I could not believe what had just happened. My mother was with me. She had reached out!
Right there in front of me was this gorgeous sculpture of the very shtetls, small Jewish villages, we were learning about. My mother's art, her love of her people, her story. I had totally channeled my mother!!! She was with me!
I immediately replied to Deb through my tears. Of course I want the piece!
How do things like that happen? I sit here and write and still cannot understand. The Universe performed its magic, but I take credit as well. I certainly played a major part, my thoughts and love and passion for my people, my family, my history, my mother. Totally.
Today, by email, we'll start planning the logistics of transfering this sculpture. And soon, it will come to Israel, to sit in my living room. I can't wait.
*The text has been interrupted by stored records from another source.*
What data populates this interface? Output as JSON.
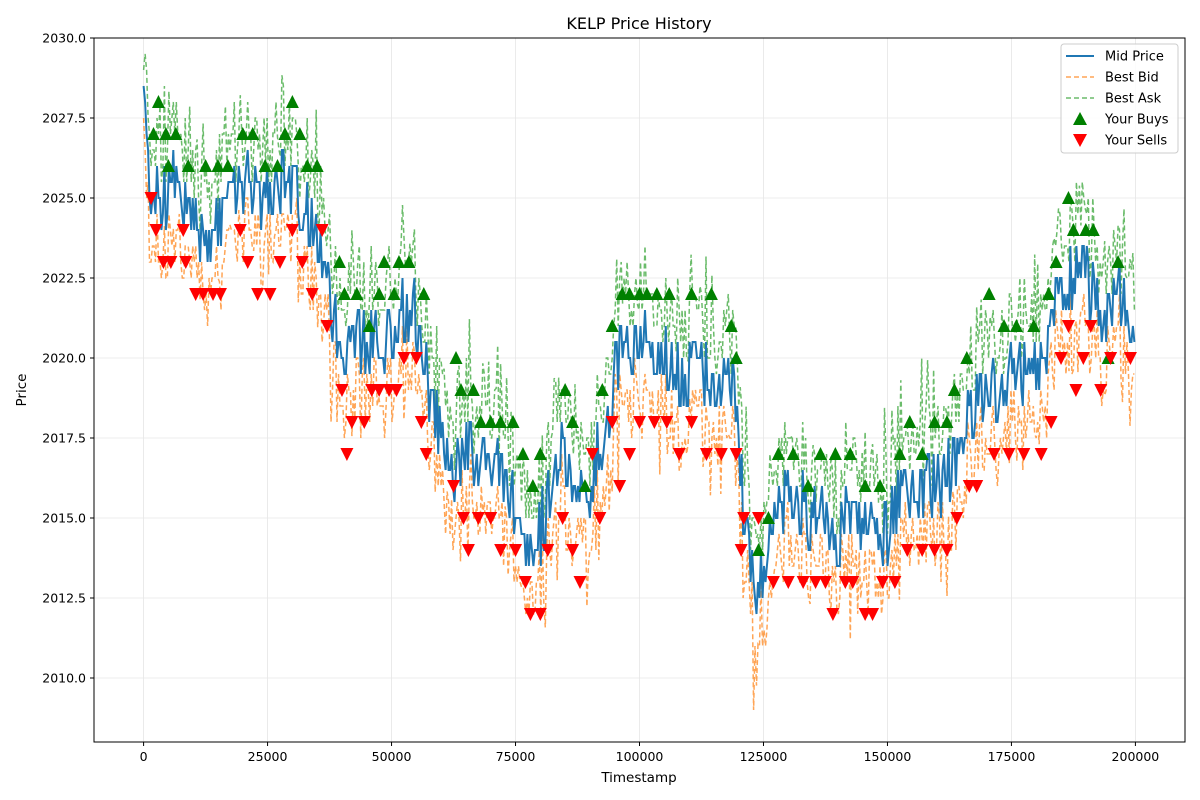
{
  "chart_data": {
    "type": "line",
    "title": "KELP Price History",
    "xlabel": "Timestamp",
    "ylabel": "Price",
    "xlim": [
      -10000,
      210000
    ],
    "ylim": [
      2008,
      2030
    ],
    "x_ticks": [
      0,
      25000,
      50000,
      75000,
      100000,
      125000,
      150000,
      175000,
      200000
    ],
    "x_tick_labels": [
      "0",
      "25000",
      "50000",
      "75000",
      "100000",
      "125000",
      "150000",
      "175000",
      "200000"
    ],
    "y_ticks": [
      2010.0,
      2012.5,
      2015.0,
      2017.5,
      2020.0,
      2022.5,
      2025.0,
      2027.5,
      2030.0
    ],
    "y_tick_labels": [
      "2010.0",
      "2012.5",
      "2015.0",
      "2017.5",
      "2020.0",
      "2022.5",
      "2025.0",
      "2027.5",
      "2030.0"
    ],
    "grid": true,
    "legend_position": "top-right",
    "mid_anchor": {
      "x": [
        0,
        1000,
        3000,
        6000,
        10000,
        13000,
        16000,
        20000,
        24000,
        28000,
        31000,
        34000,
        36000,
        38000,
        41000,
        44000,
        48000,
        52000,
        55000,
        57000,
        60000,
        63000,
        67000,
        71000,
        75000,
        78000,
        81000,
        84000,
        87000,
        90000,
        93000,
        96000,
        100000,
        104000,
        108000,
        112000,
        116000,
        119000,
        121000,
        123000,
        125000,
        128000,
        132000,
        136000,
        140000,
        144000,
        148000,
        152000,
        156000,
        160000,
        164000,
        168000,
        172000,
        176000,
        180000,
        184000,
        187000,
        190000,
        193000,
        196000,
        199000
      ],
      "y": [
        2028.5,
        2025.5,
        2025.0,
        2025.5,
        2024.5,
        2023.5,
        2024.5,
        2025.5,
        2025.0,
        2025.5,
        2025.0,
        2024.5,
        2023.5,
        2021.5,
        2020.0,
        2020.5,
        2020.5,
        2021.5,
        2021.5,
        2019.5,
        2017.5,
        2016.5,
        2017.0,
        2016.5,
        2015.5,
        2014.0,
        2015.0,
        2017.0,
        2016.5,
        2016.0,
        2017.5,
        2020.0,
        2020.5,
        2020.0,
        2019.5,
        2019.5,
        2019.5,
        2019.0,
        2015.5,
        2012.5,
        2013.0,
        2015.5,
        2015.5,
        2015.0,
        2014.5,
        2015.0,
        2014.0,
        2015.5,
        2016.0,
        2016.0,
        2017.0,
        2018.5,
        2019.0,
        2019.5,
        2019.5,
        2021.5,
        2022.5,
        2022.5,
        2021.0,
        2022.0,
        2021.0
      ]
    },
    "series": [
      {
        "name": "Mid Price",
        "color": "#1f77b4",
        "style": "solid"
      },
      {
        "name": "Best Bid",
        "color": "#ff7f0e",
        "style": "dashed"
      },
      {
        "name": "Best Ask",
        "color": "#2ca02c",
        "style": "dashed"
      }
    ],
    "markers": [
      {
        "name": "Your Buys",
        "color": "#008000",
        "shape": "triangle-up"
      },
      {
        "name": "Your Sells",
        "color": "#ff0000",
        "shape": "triangle-down"
      }
    ],
    "trades": {
      "buys": [
        [
          3000,
          2028
        ],
        [
          2000,
          2027
        ],
        [
          4500,
          2027
        ],
        [
          6500,
          2027
        ],
        [
          5000,
          2026
        ],
        [
          9000,
          2026
        ],
        [
          12500,
          2026
        ],
        [
          15000,
          2026
        ],
        [
          17000,
          2026
        ],
        [
          20000,
          2027
        ],
        [
          22000,
          2027
        ],
        [
          24500,
          2026
        ],
        [
          27000,
          2026
        ],
        [
          28500,
          2027
        ],
        [
          30000,
          2028
        ],
        [
          31500,
          2027
        ],
        [
          33000,
          2026
        ],
        [
          35000,
          2026
        ],
        [
          39500,
          2023
        ],
        [
          40500,
          2022
        ],
        [
          43000,
          2022
        ],
        [
          45500,
          2021
        ],
        [
          47500,
          2022
        ],
        [
          48500,
          2023
        ],
        [
          50500,
          2022
        ],
        [
          51500,
          2023
        ],
        [
          53500,
          2023
        ],
        [
          56500,
          2022
        ],
        [
          63000,
          2020
        ],
        [
          64000,
          2019
        ],
        [
          66500,
          2019
        ],
        [
          68000,
          2018
        ],
        [
          70000,
          2018
        ],
        [
          72000,
          2018
        ],
        [
          74500,
          2018
        ],
        [
          76500,
          2017
        ],
        [
          78500,
          2016
        ],
        [
          80000,
          2017
        ],
        [
          85000,
          2019
        ],
        [
          86500,
          2018
        ],
        [
          89000,
          2016
        ],
        [
          92500,
          2019
        ],
        [
          94500,
          2021
        ],
        [
          96500,
          2022
        ],
        [
          98000,
          2022
        ],
        [
          100000,
          2022
        ],
        [
          101500,
          2022
        ],
        [
          103500,
          2022
        ],
        [
          106000,
          2022
        ],
        [
          110500,
          2022
        ],
        [
          114500,
          2022
        ],
        [
          118500,
          2021
        ],
        [
          119500,
          2020
        ],
        [
          124000,
          2014
        ],
        [
          126000,
          2015
        ],
        [
          128000,
          2017
        ],
        [
          131000,
          2017
        ],
        [
          134000,
          2016
        ],
        [
          136500,
          2017
        ],
        [
          139500,
          2017
        ],
        [
          142500,
          2017
        ],
        [
          145500,
          2016
        ],
        [
          148500,
          2016
        ],
        [
          152500,
          2017
        ],
        [
          154500,
          2018
        ],
        [
          157000,
          2017
        ],
        [
          159500,
          2018
        ],
        [
          162000,
          2018
        ],
        [
          163500,
          2019
        ],
        [
          166000,
          2020
        ],
        [
          170500,
          2022
        ],
        [
          173500,
          2021
        ],
        [
          176000,
          2021
        ],
        [
          179500,
          2021
        ],
        [
          182500,
          2022
        ],
        [
          184000,
          2023
        ],
        [
          186500,
          2025
        ],
        [
          187500,
          2024
        ],
        [
          190000,
          2024
        ],
        [
          191500,
          2024
        ],
        [
          194500,
          2020
        ],
        [
          196500,
          2023
        ]
      ],
      "sells": [
        [
          1500,
          2025
        ],
        [
          2500,
          2024
        ],
        [
          4000,
          2023
        ],
        [
          5500,
          2023
        ],
        [
          8000,
          2024
        ],
        [
          8500,
          2023
        ],
        [
          10500,
          2022
        ],
        [
          12000,
          2022
        ],
        [
          14000,
          2022
        ],
        [
          15500,
          2022
        ],
        [
          19500,
          2024
        ],
        [
          21000,
          2023
        ],
        [
          23000,
          2022
        ],
        [
          25500,
          2022
        ],
        [
          27500,
          2023
        ],
        [
          30000,
          2024
        ],
        [
          32000,
          2023
        ],
        [
          34000,
          2022
        ],
        [
          36000,
          2024
        ],
        [
          37000,
          2021
        ],
        [
          40000,
          2019
        ],
        [
          41000,
          2017
        ],
        [
          42000,
          2018
        ],
        [
          44500,
          2018
        ],
        [
          46000,
          2019
        ],
        [
          47500,
          2019
        ],
        [
          49500,
          2019
        ],
        [
          51000,
          2019
        ],
        [
          52500,
          2020
        ],
        [
          55000,
          2020
        ],
        [
          56000,
          2018
        ],
        [
          57000,
          2017
        ],
        [
          62500,
          2016
        ],
        [
          64500,
          2015
        ],
        [
          65500,
          2014
        ],
        [
          67500,
          2015
        ],
        [
          70000,
          2015
        ],
        [
          72000,
          2014
        ],
        [
          75000,
          2014
        ],
        [
          77000,
          2013
        ],
        [
          78000,
          2012
        ],
        [
          80000,
          2012
        ],
        [
          81500,
          2014
        ],
        [
          84500,
          2015
        ],
        [
          86500,
          2014
        ],
        [
          88000,
          2013
        ],
        [
          90500,
          2017
        ],
        [
          92000,
          2015
        ],
        [
          94500,
          2018
        ],
        [
          96000,
          2016
        ],
        [
          98000,
          2017
        ],
        [
          100000,
          2018
        ],
        [
          103000,
          2018
        ],
        [
          105500,
          2018
        ],
        [
          108000,
          2017
        ],
        [
          110500,
          2018
        ],
        [
          113500,
          2017
        ],
        [
          116500,
          2017
        ],
        [
          119500,
          2017
        ],
        [
          120500,
          2014
        ],
        [
          121000,
          2015
        ],
        [
          124000,
          2015
        ],
        [
          127000,
          2013
        ],
        [
          130000,
          2013
        ],
        [
          133000,
          2013
        ],
        [
          135500,
          2013
        ],
        [
          137500,
          2013
        ],
        [
          139000,
          2012
        ],
        [
          141500,
          2013
        ],
        [
          143000,
          2013
        ],
        [
          145500,
          2012
        ],
        [
          147000,
          2012
        ],
        [
          149000,
          2013
        ],
        [
          151500,
          2013
        ],
        [
          154000,
          2014
        ],
        [
          157000,
          2014
        ],
        [
          159500,
          2014
        ],
        [
          162000,
          2014
        ],
        [
          164000,
          2015
        ],
        [
          166500,
          2016
        ],
        [
          168000,
          2016
        ],
        [
          171500,
          2017
        ],
        [
          174500,
          2017
        ],
        [
          177500,
          2017
        ],
        [
          181000,
          2017
        ],
        [
          183000,
          2018
        ],
        [
          185000,
          2020
        ],
        [
          186500,
          2021
        ],
        [
          188000,
          2019
        ],
        [
          189500,
          2020
        ],
        [
          191000,
          2021
        ],
        [
          193000,
          2019
        ],
        [
          195000,
          2020
        ],
        [
          199000,
          2020
        ]
      ]
    }
  }
}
And my mother will be so pleased. I know she's smiling.
May 5th, 2020: I wrote the above blog post yesterday morning in Israel. It was night time in California, where my brother and sister soundly slept, and I couldn't wait to tell them the story. I called early, California time, and asked them to read the post.
My sister loved it. She was touched.
My brother, who lives in San Jose and as part of his work, does lots of driving to presentations, meetings and conferences said:
Wow, this is amazing. What a coincidence! I'm driving through Santa Maria this evening on my way to Santa Barbara. I can pick up the sculpture TODAY.
Ladies and Gentlemen, THERE ARE NO COINCIDENCES !!!
My mother had done it again. Somehow, she worked her magic and made it all work out.
So, within 24 hours, the transfer was complete. My brother indeed met up with Deb in Santa Maria in the evening and she handed over my mother's Shtetl sculpture. It is now safely tucked away in my brother's trunk.
I can't wait to bring it home to Israel.